Democratic presidential hopeful Beto O’Rourke on Wednesday said Sen. Elizabeth Warren was wrong when she said in Tuesday’s debate that President Trump is using the criminal code to separate families seeking to cross the U.S. southern border.

“I tried to correct the record, but wasn’t recognized to do this: Senator Warren mistakenly said that Donald Trump is using the criminal code to separate families and to cage kids and to visit this cruelty and inhumanity on our fellow human beings, and that’s just not right,” Mr. O’Rourke said on MSNBC’s “Morning Joe.”

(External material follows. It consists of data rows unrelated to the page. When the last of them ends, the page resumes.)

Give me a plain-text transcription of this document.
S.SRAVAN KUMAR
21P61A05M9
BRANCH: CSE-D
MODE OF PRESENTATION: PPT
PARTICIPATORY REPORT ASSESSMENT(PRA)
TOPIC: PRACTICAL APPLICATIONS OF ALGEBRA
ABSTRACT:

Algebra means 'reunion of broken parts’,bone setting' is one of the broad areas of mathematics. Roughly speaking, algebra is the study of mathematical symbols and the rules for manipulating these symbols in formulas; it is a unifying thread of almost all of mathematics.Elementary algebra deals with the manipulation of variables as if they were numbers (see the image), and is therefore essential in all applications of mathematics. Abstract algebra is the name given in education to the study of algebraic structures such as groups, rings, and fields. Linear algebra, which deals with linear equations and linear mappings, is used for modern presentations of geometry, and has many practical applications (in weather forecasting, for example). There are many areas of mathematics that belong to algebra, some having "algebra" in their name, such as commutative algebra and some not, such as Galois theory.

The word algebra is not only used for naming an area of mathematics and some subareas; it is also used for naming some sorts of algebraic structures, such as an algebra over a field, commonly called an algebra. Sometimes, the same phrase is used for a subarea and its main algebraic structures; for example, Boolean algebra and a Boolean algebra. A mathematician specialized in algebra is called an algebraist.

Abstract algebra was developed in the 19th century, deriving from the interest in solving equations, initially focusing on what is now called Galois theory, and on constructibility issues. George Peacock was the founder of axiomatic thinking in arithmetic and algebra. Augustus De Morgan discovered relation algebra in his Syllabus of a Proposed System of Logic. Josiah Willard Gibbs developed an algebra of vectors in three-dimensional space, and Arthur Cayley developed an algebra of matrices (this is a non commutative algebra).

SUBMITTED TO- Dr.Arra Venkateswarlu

“You can use the civil code, the criminal code, or you could just look to one of the cruelest, most inhumane presidents that we’ve ever had,” said Mr. O’Rourke, a former congressman from Texas. “That’s the problem that we have right now. It’s not an immigration law that’s been on the books for decades.”

Mr. O’Rourke added, though, that he planned to rewrite current law so that no one seeking asylum or refuge would ever be criminally prosecuted.

Ms. Warren said during the debate that the “criminalization statute” is giving Mr. Trump the ability “to take children away from their parents” and “to lock people up at our borders.”

The situation is more complex than either Democrat suggested.

It was the criminal code that the Trump administration was citing as the reason for separations during last year’s “zero tolerance” policy, which saw several thousand children separated. But separations have continued even after zero tolerance ended.

Before zero tolerance, only about one in five illegal immigrants was prosecuted for illegal entry, a misdemeanor, or illegal reentry, a felony — and almost all of them were single adults. As the surge of illegal immigrant families grew last year, the administration announced parents with children would no longer be exempt, and prosecutions rose to about half of illegal entrants, according to Homeland Security.

But because the criminal justice system doesn’t have jails or prisons for families, children were separated from their parents.

The zero tolerance policy was ended in June 2018 after a massive public outcry.

Still, in the year since, another 900 children have been separated for other reasons beyond criminal prosecution for illegal immigration, according to a new court filing this week. Those reasons include parents’ health issues or perceived danger to their children.

Stephen Dinan contributed to this report.